Essas condições propícias, assim como a pressão de baixo, permitiu aos trabalhadores norte-americanos demandarem salários e benefícios respeitáveis, ao mesmo tempo em que gozaram de taxas mais altas de emprego. Os altos salários e a forte demanda então serviu como delicioso estímulo que precipitou o longo ciclo expansional do período do imediato pós-guerra, na modalidade de um ciclo virtuoso.
Mas no final dos anos 1960s e começo dos 1970s, contudo, ambos, o capital e o trabalho norte-americanos já não eram dominantes nos mercados globais. Mais que isso, durante o longo ciclo da expansão no imediato pós-guerra as manufaturas norte-americanas haviam investido tanto em capital fixo, ou construção de capacidade [orig. capacity building], que ao final dos anos 1960s suas taxas de lucro já começavam a declinar, quando quantidades enormes dos chamados “custos irrecuperáveis” [orig. “sunk costs”; lit. “custos naufragados”], principalmente sob a forma de fábricas e equipamentos, tornaram-se altos demais.[2]
Mais que qualquer outra coisa, foram essas importantes mudanças nas reais condições de produção, e o concomitante realinhamento dos mercados globais, que ocasionaram ocasionais reservas contra e, afinal, o abandono da economia keynesiana. Ao contrário do que muito repetem os liberais e partidários do keynesianismo, não foram as ideias ou os esquemas de Ronald Reagan que levaram aos planos para desmantelar as reformas do New Deal; em vez disso, foi a globalização, primeiro do capital e, depois, do trabalho, que tornaram as economias de tipo keynesiano pouco atraentes para a lucratividade capitalista, e geraram a economia de Ronald Reagan e a austeridade neoliberal.[3]

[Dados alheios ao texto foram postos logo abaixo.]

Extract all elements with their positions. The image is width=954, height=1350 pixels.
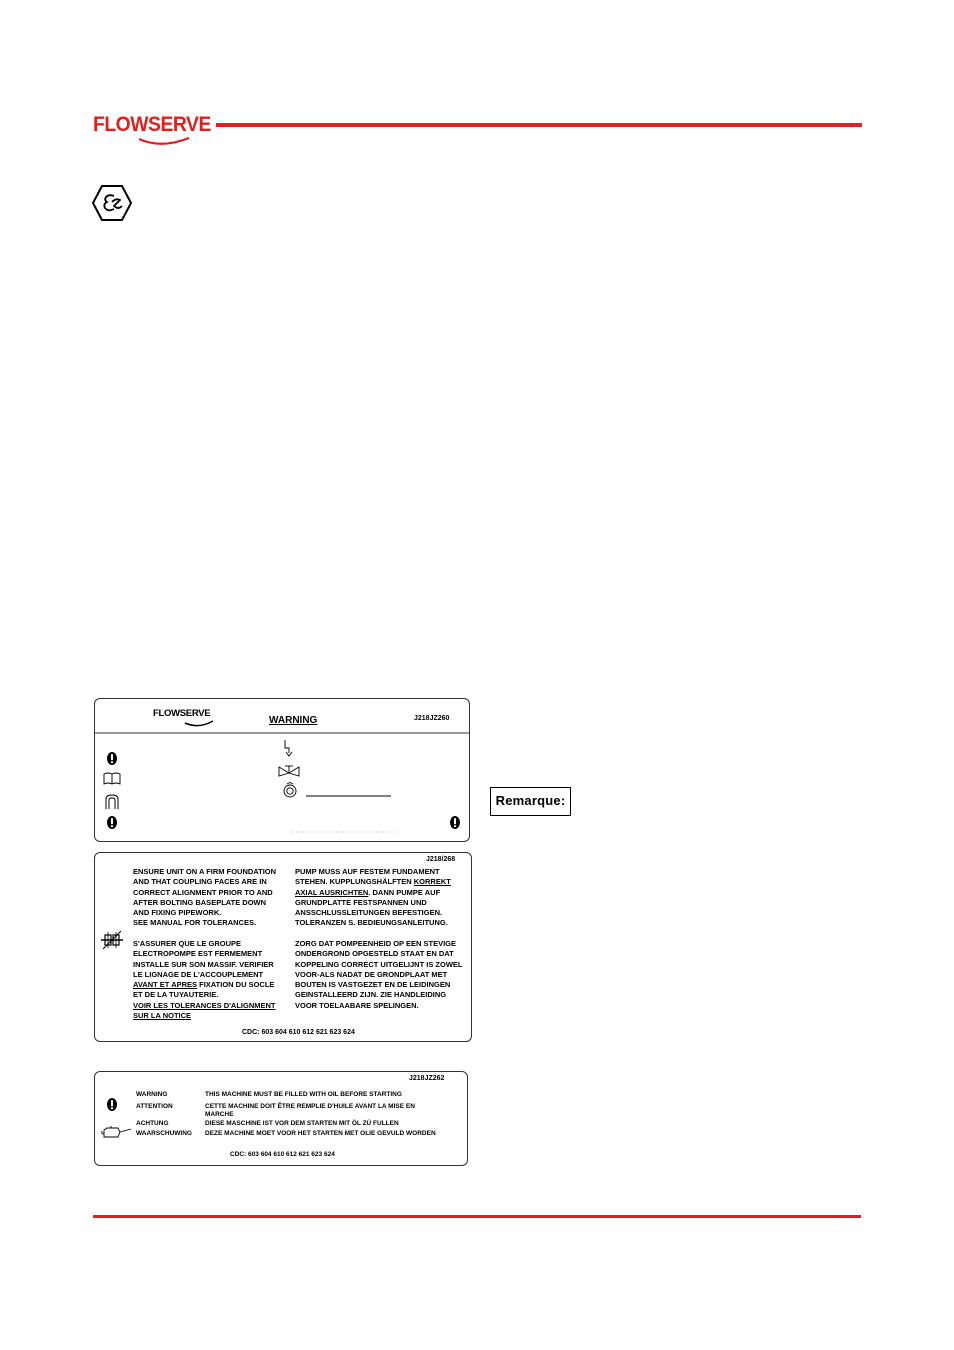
- alignment-icon: [100, 929, 124, 951]
- exclamation-icon: [107, 816, 117, 829]
- plate2-french-text: S'ASSURER QUE LE GROUPE ELECTROPOMPE EST FERMEMENT INSTALLE SUR SON MASSIF. VERIFIER LE LIGNAGE DE L'ACCOUPLEMENT AVANT ET APRES FIXATION DU SOCLE ET DE LA TUYAUTERIE. VOIR LES TOLERANCES D'ALIGNMENT SUR LA NOTICE: [133, 939, 276, 1021]
- exclamation-icon: [107, 752, 117, 765]
- plate1-brand: FLOWSERVE: [153, 708, 211, 719]
- remarque-note-label: Remarque:: [490, 787, 571, 816]
- plate1-code: J218JZ260: [414, 715, 450, 722]
- alignment-plate-j218-268: [94, 852, 472, 1042]
- oil-fill-plate-j218jz262: [94, 1071, 468, 1166]
- lightning-icon: [282, 739, 294, 757]
- plate3-cdc: CDC: 603 604 610 612 621 623 624: [230, 1151, 335, 1158]
- plate2-code: J218/268: [426, 856, 456, 863]
- coupling-guard-icon: [104, 794, 120, 810]
- ex-atex-icon: [92, 184, 132, 222]
- plate2-dutch-text: ZORG DAT POMPEENHEID OP EEN STEVIGE ONDERGROND OPGESTELD STAAT EN DAT KOPPELING CORRECT UITGELIJNT IS ZOWEL VOOR-ALS NADAT DE GRONDPLAAT MET BOUTEN IS VASTGEZET EN DE LEIDINGEN GEINSTALLEERD ZIJN. ZIE HANDLEIDING VOOR TOELAABARE SPELINGEN.: [295, 939, 463, 1010]
- plate2-cdc: CDC: 603 604 610 612 621 623 624: [242, 1029, 355, 1036]
- flowserve-logo: [93, 113, 211, 145]
- plate3-labels: WARNING ATTENTION ACHTUNG WAARSCHUWING: [136, 1091, 192, 1137]
- warning-plate-j218jz260: [94, 698, 470, 842]
- logo-swoosh-icon: [93, 113, 211, 147]
- footer-rule: [93, 1215, 861, 1218]
- exclamation-icon: [107, 1098, 117, 1111]
- rotation-icon: [282, 782, 298, 798]
- plate3-messages: THIS MACHINE MUST BE FILLED WITH OIL BEFORE STARTING CETTE MACHINE DOIT ÊTRE REMPLIE D'HUILE AVANT LA MISE EN MARCHE DIESE MASCHINE IST VOR DEM STARTEN MIT ÖL ZÜ FULLEN DEZE MACHINE MOET VOOR HET STARTEN MET OLIE GEVULD WORDEN: [205, 1091, 436, 1137]
- plate1-title: WARNING: [269, 715, 318, 726]
- valve-icon: [278, 763, 300, 777]
- logo-wordmark: FLOWSERVE: [93, 113, 211, 136]
- manual-book-icon: [103, 772, 121, 785]
- header-rule: [216, 123, 862, 127]
- plate2-german-text: PUMP MUSS AUF FESTEM FUNDAMENT STEHEN. KUPPLUNGSHÄLFTEN KORREKT AXIAL AUSRICHTEN. DANN PUMPE AUF GRUNDPLATTE FESTSPANNEN UND ANSSCHLUSSLEITUNGEN BEFESTIGEN. TOLERANZEN S. BEDIEUNGSANLEITUNG.: [295, 867, 451, 928]
- exclamation-icon: [450, 816, 460, 829]
- plate3-code: J218JZ262: [409, 1075, 445, 1082]
- plate2-english-text: ENSURE UNIT ON A FIRM FOUNDATION AND THAT COUPLING FACES ARE IN CORRECT ALIGNMENT PRIOR TO AND AFTER BOLTING BASEPLATE DOWN AND FIXING PIPEWORK. SEE MANUAL FOR TOLERANCES.: [133, 867, 277, 928]
- oil-can-icon: [101, 1125, 133, 1139]
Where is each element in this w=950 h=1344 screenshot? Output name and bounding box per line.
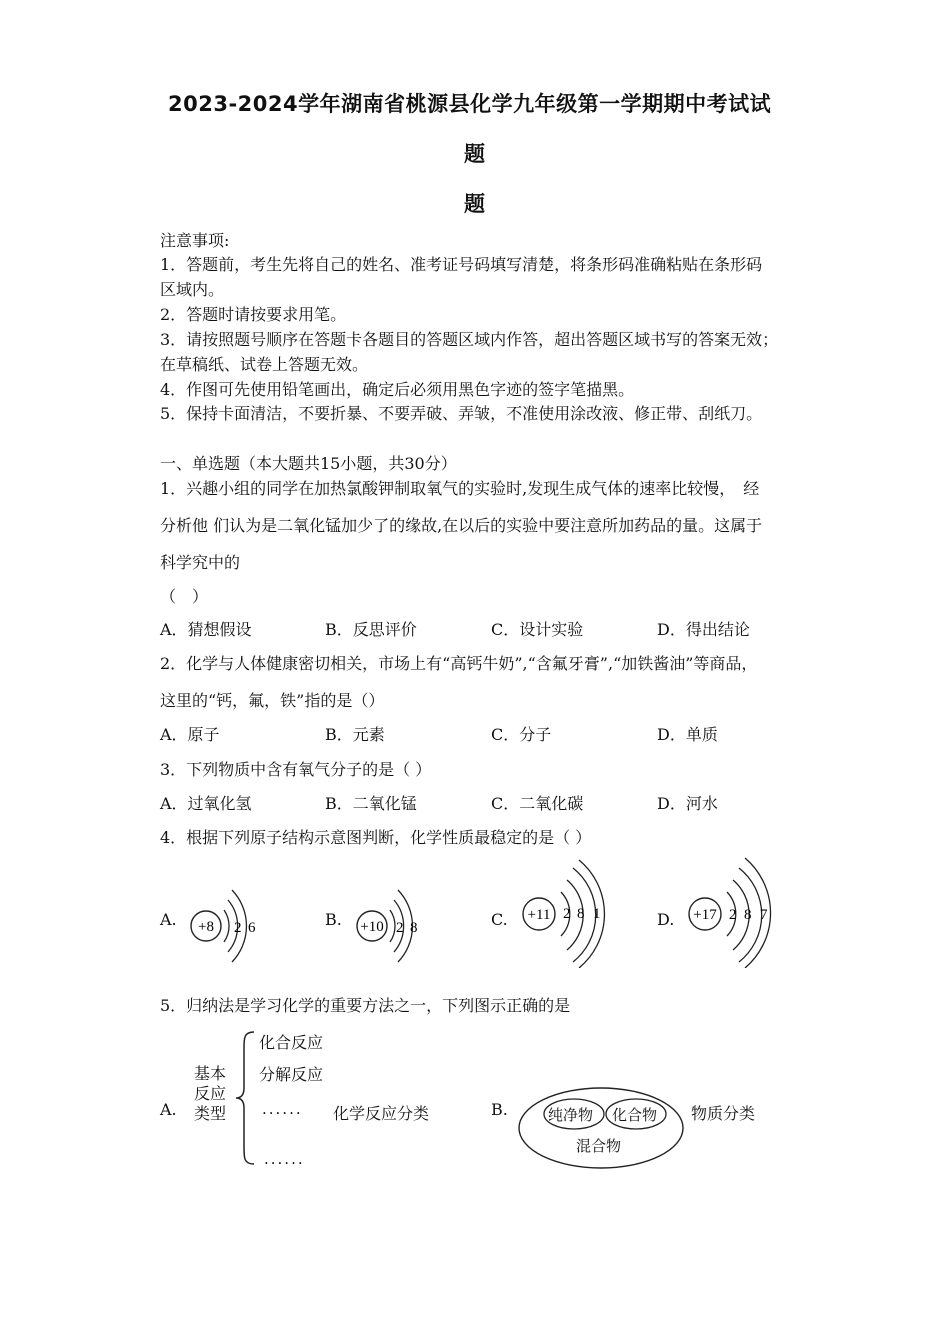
page-title-continued: 题: [464, 142, 486, 166]
question-2-option-c: C．分子: [491, 725, 552, 744]
shell-electron-count: 2: [396, 920, 404, 936]
question-1-option-a: A．猜想假设: [160, 620, 252, 639]
electron-shell: [224, 910, 229, 942]
question-3-option-c: C．二氧化碳: [491, 794, 584, 813]
question-3-option-d: D．河水: [657, 794, 718, 813]
atom-a-label: A.: [160, 910, 177, 929]
reaction-type-item: 化合反应: [259, 1033, 324, 1052]
question-1-text: 分析他 们认为是二氧化锰加少了的缘故,在以后的实验中要注意所加药品的量。这属于: [160, 516, 763, 535]
question-2-option-d: D．单质: [657, 725, 718, 744]
reaction-type-ellipsis: ......: [264, 1150, 305, 1168]
nucleus-charge: +8: [198, 919, 214, 935]
reaction-type-group-line: 基本: [194, 1064, 227, 1083]
reaction-type-group: [194, 1064, 226, 1124]
question-1-text: 科学究中的: [160, 553, 241, 572]
notice-item: 1．答题前，考生先将自己的姓名、准考证号码填写清楚，将条形码准确粘贴在条形码: [160, 255, 763, 274]
reaction-type-item: 分解反应: [259, 1065, 324, 1084]
notice-item: 在草稿纸、试卷上答题无效。: [160, 355, 369, 374]
electron-shell: [390, 910, 395, 942]
question-2-option-b: B．元素: [325, 725, 385, 744]
page-title: 2023-2024学年湖南省桃源县化学九年级第一学期期中考试试: [168, 92, 772, 116]
shell-electron-count: 2: [729, 907, 737, 923]
question-2-text: 2．化学与人体健康密切相关，市场上有“高钙牛奶”,“含氟牙膏”,“加铁酱油”等商品，: [160, 654, 758, 673]
atom-b-diagram: [352, 880, 432, 970]
question-1-option-c: C．设计实验: [491, 620, 584, 639]
section-heading: 一、单选题（本大题共15小题，共30分）: [160, 454, 457, 473]
reaction-classification-caption: 化学反应分类: [333, 1104, 430, 1123]
notice-item: 2．答题时请按要求用笔。: [160, 305, 347, 324]
atom-b-label: B.: [325, 910, 342, 929]
atom-c-diagram: [519, 858, 619, 968]
atom-a-diagram: [186, 880, 266, 970]
shell-electron-count: 2: [563, 906, 571, 922]
notice-item: 4．作图可先使用铅笔画出，确定后必须用黑色字迹的签字笔描黑。: [160, 380, 635, 399]
shell-electron-count: 1: [593, 906, 601, 922]
atom-d-label: D.: [657, 910, 675, 929]
question-2-option-a: A．原子: [160, 725, 220, 744]
question-1-blank: （ ）: [160, 587, 209, 606]
notice-item: 3．请按照题号顺序在答题卡各题目的答题区域内作答，超出答题区域书写的答案无效；: [160, 330, 779, 349]
question-5-option-b-label: B.: [491, 1100, 508, 1119]
question-2-text: 这里的“钙，氟，铁”指的是（）: [160, 691, 385, 710]
compound-label: 化合物: [612, 1106, 658, 1124]
question-3-option-b: B．二氧化锰: [325, 794, 417, 813]
nucleus-charge: +10: [360, 919, 384, 935]
reaction-type-group-line: 反应: [194, 1084, 227, 1103]
question-4-text: 4．根据下列原子结构示意图判断，化学性质最稳定的是（ ）: [160, 828, 592, 847]
pure-substance-label: 纯净物: [548, 1106, 594, 1124]
question-1-option-b: B．反思评价: [325, 620, 417, 639]
page-title-repeat: 题: [464, 192, 486, 216]
outer-ellipse: [519, 1088, 683, 1168]
notice-heading: 注意事项:: [160, 231, 230, 250]
nucleus-charge: +11: [527, 907, 551, 923]
shell-electron-count: 8: [577, 906, 585, 922]
shell-electron-count: 8: [744, 907, 752, 923]
shell-electron-count: 2: [234, 920, 242, 936]
substance-classification-caption: 物质分类: [691, 1104, 756, 1123]
atom-d-diagram: [685, 856, 785, 968]
nucleus-charge: +17: [693, 907, 717, 923]
notice-item: 5．保持卡面清洁，不要折暴、不要弄破、弄皱，不准使用涂改液、修正带、刮纸刀。: [160, 404, 763, 423]
notice-item: 区域内。: [160, 280, 225, 299]
atom-c-label: C.: [491, 910, 508, 929]
question-5-text: 5．归纳法是学习化学的重要方法之一，下列图示正确的是: [160, 996, 571, 1015]
substance-classification-diagram: [516, 1084, 688, 1174]
question-5-option-a-label: A.: [160, 1100, 177, 1119]
mixture-label: 混合物: [576, 1137, 622, 1155]
reaction-type-ellipsis: ......: [262, 1100, 303, 1118]
reaction-type-group-line: 类型: [194, 1104, 227, 1123]
shell-electron-count: 6: [248, 920, 256, 936]
question-3-text: 3．下列物质中含有氧气分子的是（ ）: [160, 760, 432, 779]
shell-electron-count: 8: [410, 920, 418, 936]
shell-electron-count: 7: [760, 907, 768, 923]
left-brace: [234, 1030, 258, 1166]
question-1-text: 1．兴趣小组的同学在加热氯酸钾制取氧气的实验时,发现生成气体的速率比较慢， 经: [160, 479, 760, 498]
question-1-option-d: D．得出结论: [657, 620, 750, 639]
question-3-option-a: A．过氧化氢: [160, 794, 252, 813]
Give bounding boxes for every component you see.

Deve-se enfatizar que as políticas keynesianas de estabilização não foram abandonadas por razões puramente ideológicas; i.e., por que, como insistem muitos críticos do neoliberalismo, espalhou-se a partir de Chicago um animus de laisser-faire, que teria infectado políticos de todos os partidos e os teria persuadido das grandes vantagens e benefícios dos livres mercados (…). Sistema keynesianos de regulação financeira (controle de capitais e taxas de juro gerenciadas) não conseguiriam sustar os crescentes pools de créditos internacionais não regulados, os euromercados, que vieram para dominar a finança internacional.[4]
Quando as regulações financeiras, controles de capital e um novo sistema monetário internacional foram estabelecidos na Conferência de Bretton Woods logo depois da 2ª Guerra Mundial, os mercados financeiros ou de crédito, internacionais, eram efetivamente inexistentes. O dólar norte-americano (e em menor extensão o ouro) foi, de longe, amplamente, o único meio internacional de comércio e de crédito. Nessas circunstâncias, o crédito internacional aconteceu amplamente entre o Fundo Monetário Internacional (FMI) e os bancos centrais dos países emprestadores/tomadores – daí a possibilidade, a viabilidade, de aplicarem-se os controles.
Esse quadro dos mercados internacionais de crédito/financeiros, contudo, mudou gradualmente; e ao final dos anos 1960 e início dos 1970s, aqueles mercados já alcançavam centenas de bilhões de dólares, permitindo portanto transações internacionais de crédito por fora do canal FMI-bancos centrais. Os dois maiores fatores que contribuíram significativamente para a drástica inflação dos mercados financeiros internacionais foram (a) o crédito internacional gerado por computador; e (b) a imensa proliferação de eurodólares, i.e., dólares norte-americanos depositados em bancos do outro lado do Atlântico. A finança/crédito global completamente ‘solta’ havia crescido tanto durante as últimas várias décadas que tornara quaisquer controles ou regulações domésticas ou nacionais já virtualmente inefetivos:
Críticos da finança internacional fizeram várias propostas para estabilizar o sistema e torná-lo mais propício para os objetivos do desenvolvimento econômico e social. A sugestão mais comum foi um retorno aos controles transfronteiriços de capital que existiam nos anos 1940s e 1950s. Esses controles, em muitos casos, não foram eliminados até os anos 1990s. Mas depósitos bancários internacionais e ativos financeiros mantidos no exterior são hoje tão grandes, que seria difícil implantar tais controles. De fato, a principal razão para livrar-se de tais regulações foi, exatamente, que não havia como aplicá-las.[5]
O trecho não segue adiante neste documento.